Shape of X_transpose_X = (8, 8)
Order of X_transpose_X = 8
Determinant of X_transpose_X = 1.4470596477559413e+40
Rank of X_transpose_X = 8


### Exercise 2: Calculate Left inverse of X
<b><div style="text-align:right">[POINTS: 5]</div></b>
Now we can calculate $w$ as $w = (X^T X)^{-1} X ^ T y$, since the $(X^T X)^{-1}$ exists after removing dependent features. But first we need to calcualte the left part of y, which is termed as left inverse of X whenever it exits.
<center>$X^{-1}_{left} = (X^TX)^{-1}X^T$</center>

**Task:** 
- Compute left inverse of $X$: $X^{-1}_{left}$


In [74]:
def left_inverse_of(X):
    lft_inv = None
    # YOUR CODE HERE
    lft_inv = inv(get_X_transpose_X(X)) @ X.T
    return lft_inv

left_inverse = left_inverse_of(X)

In [75]:
### INTENTIONALLY LEFT BLANK

Now, let's check if the left inverse we calculated is truely a left inverse. For this, check whether matrix product of left inverse of X and X give an identity matrix as follows. The matrix elements are rounded off by 7 since, the entire computation involves discripancies in numerical representation of computer hardware which become clear in numerical methods.  

In [76]:
(left_inverse @ X).round(7)

array([[ 1., -0., -0., -0., -0., -0., -0., -0.],
       [ 0.,  1.,  0.,  0.,  0.,  0.,  0.,  0.],
       [ 0.,  0.,  1.,  0.,  0.,  0.,  0.,  0.],
       [-0., -0., -0.,  1., -0., -0., -0., -0.],
       [-0., -0., -0., -0.,  1., -0., -0., -0.],
       [-0., -0., -0., -0., -0.,  1., -0., -0.],
       [ 0.,  0.,  0.,  0.,  0.,  0.,  1.,  0.],
       [ 0.,  0.,  0.,  0., -0.,  0., -0.,  1.]])

In [77]:
((left_inverse @ X).round(7) == np.eye(rank(X))).all()

True

So, the left inverse matrix we calculated is correct.

### Exercise 3: 
<b><div style="text-align: right">[POINTS: 5]</div></b>

Now, obtain weight($w$) as we have calculated left inverse of $X$.

<center>
$w = (X^T X)^{-1} X ^ T y$, provided $(X^T X)^{-1}$ exists
</center>

**Task:** 
- compute weight w as $w = X^{-1}_{left}y$

In [85]:
def get_weights(X, y):
    wt = None
    # YOUR CODE HERE
    wt = left_inverse_of(X) @ y
    return wt

w = get_weights(X, y)

In [79]:
### INTENTIONALLY LEFT BLANK

Having obtained the weights vector $w$ from $w = (X^T X)^{-1} X^T y$, let's check if $X w = y$ is valid or not. 

In [82]:
(X @ w == y).any()

False

This has been the case since, $y$ is not contained in the column space of $X$. To do extra. If we consider the dataset ('housing_data.csv') is iid (independent and identically distributed), $X$ will have $1000$ (no of rows in $X$) independent rows but there are only $8$ independent columns. Hence, the column space will be a $8$ dimensional sub-space in $1000$  dimensional vector space, making the $Xw$ for any $w$ a very thin sub-space.
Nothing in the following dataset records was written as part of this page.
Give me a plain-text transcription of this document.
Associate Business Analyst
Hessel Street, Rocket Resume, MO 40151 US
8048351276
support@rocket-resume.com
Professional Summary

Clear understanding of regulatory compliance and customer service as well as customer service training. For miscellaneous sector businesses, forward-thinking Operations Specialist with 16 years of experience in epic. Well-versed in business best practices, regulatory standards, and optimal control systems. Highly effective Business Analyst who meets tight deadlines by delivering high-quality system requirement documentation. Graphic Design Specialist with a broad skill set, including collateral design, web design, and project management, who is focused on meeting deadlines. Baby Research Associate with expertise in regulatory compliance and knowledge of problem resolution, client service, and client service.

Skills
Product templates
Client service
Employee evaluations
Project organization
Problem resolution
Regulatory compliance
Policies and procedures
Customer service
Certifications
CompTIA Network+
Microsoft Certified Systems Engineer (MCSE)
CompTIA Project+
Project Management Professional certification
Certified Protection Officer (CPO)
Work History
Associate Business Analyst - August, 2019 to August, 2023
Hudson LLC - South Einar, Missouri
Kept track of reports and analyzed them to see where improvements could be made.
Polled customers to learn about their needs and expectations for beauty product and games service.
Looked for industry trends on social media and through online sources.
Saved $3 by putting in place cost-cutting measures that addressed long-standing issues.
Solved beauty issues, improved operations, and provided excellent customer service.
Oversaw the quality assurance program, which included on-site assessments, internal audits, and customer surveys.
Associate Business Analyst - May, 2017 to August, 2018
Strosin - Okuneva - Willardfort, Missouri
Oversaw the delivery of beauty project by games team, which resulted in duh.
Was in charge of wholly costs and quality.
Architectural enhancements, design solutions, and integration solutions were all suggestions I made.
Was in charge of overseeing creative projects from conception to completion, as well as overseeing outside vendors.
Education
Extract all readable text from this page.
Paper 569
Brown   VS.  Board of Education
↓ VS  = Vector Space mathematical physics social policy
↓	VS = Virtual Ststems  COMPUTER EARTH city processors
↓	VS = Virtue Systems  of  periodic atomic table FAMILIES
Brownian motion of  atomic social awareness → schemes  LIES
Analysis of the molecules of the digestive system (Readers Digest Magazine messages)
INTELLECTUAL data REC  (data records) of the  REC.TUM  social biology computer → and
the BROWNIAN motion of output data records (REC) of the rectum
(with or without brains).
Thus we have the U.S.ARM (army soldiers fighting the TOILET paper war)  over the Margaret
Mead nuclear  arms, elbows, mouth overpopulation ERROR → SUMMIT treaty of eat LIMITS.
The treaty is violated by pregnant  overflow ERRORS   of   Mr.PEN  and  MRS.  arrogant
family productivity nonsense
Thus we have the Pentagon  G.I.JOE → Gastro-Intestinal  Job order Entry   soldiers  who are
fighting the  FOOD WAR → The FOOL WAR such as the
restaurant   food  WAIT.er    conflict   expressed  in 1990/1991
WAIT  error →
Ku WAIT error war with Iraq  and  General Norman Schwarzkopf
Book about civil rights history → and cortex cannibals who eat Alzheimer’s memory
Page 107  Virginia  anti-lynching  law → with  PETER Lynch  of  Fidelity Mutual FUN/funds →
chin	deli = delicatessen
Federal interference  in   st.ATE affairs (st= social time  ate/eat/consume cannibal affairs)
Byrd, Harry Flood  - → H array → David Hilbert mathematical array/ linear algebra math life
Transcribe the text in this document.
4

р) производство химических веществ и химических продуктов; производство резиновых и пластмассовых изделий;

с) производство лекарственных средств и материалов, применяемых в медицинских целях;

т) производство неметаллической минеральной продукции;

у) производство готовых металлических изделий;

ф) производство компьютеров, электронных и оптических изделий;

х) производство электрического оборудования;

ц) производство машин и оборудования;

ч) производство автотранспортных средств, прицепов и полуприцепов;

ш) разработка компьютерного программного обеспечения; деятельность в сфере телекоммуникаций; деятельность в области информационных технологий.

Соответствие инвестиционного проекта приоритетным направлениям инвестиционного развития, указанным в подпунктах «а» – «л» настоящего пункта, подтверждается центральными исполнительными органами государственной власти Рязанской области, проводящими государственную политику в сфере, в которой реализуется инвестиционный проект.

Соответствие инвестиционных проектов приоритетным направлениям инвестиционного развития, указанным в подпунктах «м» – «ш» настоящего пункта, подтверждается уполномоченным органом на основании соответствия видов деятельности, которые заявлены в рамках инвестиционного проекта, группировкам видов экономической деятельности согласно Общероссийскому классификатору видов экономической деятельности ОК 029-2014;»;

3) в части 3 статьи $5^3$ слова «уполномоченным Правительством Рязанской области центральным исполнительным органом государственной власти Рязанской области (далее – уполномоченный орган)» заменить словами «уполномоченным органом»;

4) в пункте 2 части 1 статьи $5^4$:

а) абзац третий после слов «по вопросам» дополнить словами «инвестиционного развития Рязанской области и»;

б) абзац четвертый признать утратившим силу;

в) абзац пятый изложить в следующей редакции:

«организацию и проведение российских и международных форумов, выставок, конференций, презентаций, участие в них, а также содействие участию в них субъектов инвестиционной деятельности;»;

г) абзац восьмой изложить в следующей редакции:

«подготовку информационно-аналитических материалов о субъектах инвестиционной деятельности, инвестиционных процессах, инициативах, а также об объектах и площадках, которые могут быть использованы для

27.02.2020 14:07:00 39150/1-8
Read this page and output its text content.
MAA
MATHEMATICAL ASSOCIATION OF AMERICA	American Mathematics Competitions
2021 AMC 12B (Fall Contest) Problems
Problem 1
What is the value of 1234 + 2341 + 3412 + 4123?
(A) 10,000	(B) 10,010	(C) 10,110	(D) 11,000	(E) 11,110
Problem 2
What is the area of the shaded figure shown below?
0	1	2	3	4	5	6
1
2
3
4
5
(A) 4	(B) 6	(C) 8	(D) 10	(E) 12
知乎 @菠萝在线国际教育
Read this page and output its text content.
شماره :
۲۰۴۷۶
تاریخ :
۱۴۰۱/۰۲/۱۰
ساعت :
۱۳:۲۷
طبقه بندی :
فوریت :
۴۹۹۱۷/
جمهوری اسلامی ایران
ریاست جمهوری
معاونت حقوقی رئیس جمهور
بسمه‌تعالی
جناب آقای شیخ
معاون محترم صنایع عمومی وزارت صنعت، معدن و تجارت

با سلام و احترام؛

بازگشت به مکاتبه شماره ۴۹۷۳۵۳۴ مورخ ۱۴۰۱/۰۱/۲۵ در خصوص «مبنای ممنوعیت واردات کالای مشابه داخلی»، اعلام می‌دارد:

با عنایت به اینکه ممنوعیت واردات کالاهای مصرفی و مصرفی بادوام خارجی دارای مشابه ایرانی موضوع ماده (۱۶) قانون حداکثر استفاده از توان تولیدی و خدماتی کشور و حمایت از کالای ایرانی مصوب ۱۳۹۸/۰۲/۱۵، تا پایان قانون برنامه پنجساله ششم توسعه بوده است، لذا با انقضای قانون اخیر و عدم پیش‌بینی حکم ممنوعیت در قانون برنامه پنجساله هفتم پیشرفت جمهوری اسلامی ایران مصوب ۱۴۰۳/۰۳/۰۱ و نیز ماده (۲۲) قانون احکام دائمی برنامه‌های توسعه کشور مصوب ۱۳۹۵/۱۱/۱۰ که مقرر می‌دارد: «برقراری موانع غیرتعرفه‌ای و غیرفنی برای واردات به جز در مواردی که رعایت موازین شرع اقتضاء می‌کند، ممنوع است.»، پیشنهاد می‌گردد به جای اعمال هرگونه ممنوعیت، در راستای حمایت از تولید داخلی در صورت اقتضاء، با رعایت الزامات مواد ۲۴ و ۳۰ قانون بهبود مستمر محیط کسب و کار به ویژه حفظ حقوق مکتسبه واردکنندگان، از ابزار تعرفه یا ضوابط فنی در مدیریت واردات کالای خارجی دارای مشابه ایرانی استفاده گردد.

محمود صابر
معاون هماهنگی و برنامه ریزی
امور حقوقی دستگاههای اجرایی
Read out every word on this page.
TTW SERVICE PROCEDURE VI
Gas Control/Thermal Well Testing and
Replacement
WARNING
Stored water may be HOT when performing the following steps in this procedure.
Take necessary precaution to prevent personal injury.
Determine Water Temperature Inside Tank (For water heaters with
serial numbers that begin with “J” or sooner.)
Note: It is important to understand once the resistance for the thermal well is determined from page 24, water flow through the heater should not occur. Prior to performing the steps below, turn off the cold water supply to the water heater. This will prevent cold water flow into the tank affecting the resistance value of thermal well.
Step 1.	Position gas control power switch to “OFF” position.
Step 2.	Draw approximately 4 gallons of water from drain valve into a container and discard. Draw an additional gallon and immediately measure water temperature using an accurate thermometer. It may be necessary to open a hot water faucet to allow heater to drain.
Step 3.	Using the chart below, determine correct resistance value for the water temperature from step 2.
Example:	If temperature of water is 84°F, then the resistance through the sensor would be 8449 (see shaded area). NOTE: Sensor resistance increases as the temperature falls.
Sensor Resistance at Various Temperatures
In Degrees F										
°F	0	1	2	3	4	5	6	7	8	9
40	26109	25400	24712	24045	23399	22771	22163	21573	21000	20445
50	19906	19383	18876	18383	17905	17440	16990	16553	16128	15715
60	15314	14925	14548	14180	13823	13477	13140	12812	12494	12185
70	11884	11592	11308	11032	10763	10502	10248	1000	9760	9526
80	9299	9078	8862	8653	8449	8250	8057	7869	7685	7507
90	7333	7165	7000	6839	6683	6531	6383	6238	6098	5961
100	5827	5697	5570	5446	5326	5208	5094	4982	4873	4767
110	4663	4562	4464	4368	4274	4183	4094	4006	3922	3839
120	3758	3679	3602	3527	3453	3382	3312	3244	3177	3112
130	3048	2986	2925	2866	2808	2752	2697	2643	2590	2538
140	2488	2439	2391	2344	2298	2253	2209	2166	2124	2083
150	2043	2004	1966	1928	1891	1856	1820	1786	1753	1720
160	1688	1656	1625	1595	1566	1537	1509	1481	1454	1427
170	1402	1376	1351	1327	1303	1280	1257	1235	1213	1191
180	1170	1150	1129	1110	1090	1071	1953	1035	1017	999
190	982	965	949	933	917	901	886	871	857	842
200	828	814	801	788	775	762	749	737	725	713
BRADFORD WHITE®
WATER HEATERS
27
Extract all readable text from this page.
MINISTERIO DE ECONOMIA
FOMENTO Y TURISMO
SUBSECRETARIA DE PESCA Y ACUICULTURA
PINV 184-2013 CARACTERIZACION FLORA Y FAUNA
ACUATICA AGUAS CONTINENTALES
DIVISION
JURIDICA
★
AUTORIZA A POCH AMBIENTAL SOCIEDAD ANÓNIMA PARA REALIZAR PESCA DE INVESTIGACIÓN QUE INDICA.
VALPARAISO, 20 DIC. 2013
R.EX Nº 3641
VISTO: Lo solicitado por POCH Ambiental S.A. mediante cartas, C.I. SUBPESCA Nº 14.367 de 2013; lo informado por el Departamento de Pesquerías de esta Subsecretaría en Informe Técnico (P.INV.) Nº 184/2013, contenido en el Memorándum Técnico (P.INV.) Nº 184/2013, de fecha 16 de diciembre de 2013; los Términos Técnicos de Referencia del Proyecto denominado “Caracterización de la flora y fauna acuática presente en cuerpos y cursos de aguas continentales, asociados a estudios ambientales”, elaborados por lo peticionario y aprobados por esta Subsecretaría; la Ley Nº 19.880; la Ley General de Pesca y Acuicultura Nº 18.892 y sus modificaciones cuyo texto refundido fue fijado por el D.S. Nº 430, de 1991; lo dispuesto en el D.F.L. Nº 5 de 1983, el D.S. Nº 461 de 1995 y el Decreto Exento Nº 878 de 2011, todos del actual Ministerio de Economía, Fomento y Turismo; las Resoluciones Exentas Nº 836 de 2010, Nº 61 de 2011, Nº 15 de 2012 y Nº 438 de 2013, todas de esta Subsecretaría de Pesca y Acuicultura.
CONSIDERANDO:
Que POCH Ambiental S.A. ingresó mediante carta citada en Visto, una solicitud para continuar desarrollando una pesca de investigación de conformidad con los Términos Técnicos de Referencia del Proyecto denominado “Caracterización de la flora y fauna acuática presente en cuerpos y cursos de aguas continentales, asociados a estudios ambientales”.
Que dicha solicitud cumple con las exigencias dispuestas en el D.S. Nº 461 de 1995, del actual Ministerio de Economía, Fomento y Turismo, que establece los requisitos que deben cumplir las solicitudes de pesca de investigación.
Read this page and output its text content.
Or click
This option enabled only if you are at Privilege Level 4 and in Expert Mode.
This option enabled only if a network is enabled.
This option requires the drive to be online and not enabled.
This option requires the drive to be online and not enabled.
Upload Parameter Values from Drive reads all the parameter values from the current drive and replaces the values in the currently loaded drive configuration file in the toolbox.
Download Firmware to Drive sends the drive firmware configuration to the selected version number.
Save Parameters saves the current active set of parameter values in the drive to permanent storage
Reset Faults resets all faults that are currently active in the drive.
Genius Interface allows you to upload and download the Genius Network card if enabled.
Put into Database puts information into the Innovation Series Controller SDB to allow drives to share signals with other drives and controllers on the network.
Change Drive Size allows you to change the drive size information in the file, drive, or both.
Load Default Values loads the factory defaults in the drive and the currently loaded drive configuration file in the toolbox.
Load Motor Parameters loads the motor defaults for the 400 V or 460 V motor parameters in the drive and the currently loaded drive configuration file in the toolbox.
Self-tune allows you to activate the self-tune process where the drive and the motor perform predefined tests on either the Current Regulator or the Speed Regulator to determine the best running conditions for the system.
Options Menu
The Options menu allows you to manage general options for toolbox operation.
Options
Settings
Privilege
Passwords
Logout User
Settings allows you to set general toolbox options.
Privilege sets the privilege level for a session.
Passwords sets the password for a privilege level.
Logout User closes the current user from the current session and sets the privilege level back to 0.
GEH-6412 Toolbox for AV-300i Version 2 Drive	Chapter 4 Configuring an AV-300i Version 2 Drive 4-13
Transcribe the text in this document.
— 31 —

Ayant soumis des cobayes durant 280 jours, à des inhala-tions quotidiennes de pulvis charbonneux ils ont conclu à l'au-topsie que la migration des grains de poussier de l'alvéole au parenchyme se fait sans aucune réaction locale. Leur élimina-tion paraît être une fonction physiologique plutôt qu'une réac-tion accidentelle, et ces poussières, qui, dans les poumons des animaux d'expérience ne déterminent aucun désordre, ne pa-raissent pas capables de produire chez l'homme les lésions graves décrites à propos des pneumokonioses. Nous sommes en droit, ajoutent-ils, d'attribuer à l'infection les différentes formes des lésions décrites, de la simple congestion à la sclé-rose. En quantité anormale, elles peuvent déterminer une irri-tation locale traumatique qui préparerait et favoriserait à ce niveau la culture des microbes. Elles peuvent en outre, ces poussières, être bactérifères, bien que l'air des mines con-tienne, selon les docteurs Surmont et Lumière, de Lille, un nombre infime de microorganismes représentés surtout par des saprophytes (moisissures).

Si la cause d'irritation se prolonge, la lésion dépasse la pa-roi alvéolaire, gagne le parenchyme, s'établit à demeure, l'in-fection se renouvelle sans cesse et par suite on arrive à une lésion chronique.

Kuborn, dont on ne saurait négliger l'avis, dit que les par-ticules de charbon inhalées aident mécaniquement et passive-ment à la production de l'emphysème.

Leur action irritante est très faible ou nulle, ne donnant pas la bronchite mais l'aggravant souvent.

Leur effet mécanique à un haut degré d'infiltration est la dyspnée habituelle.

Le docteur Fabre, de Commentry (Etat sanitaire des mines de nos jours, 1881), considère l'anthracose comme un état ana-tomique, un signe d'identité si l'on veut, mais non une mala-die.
Thus, the probability of $y$ being contained in the column space of $X$ will be very low when the real life data is taken. This will reason why the target variable price ($y$ in this case) is not perfectly output by $Xw$. There will be some error in that approximation and what $w = left\_inverse\_of(X) . y$ gives will be the minimum possible error for the case.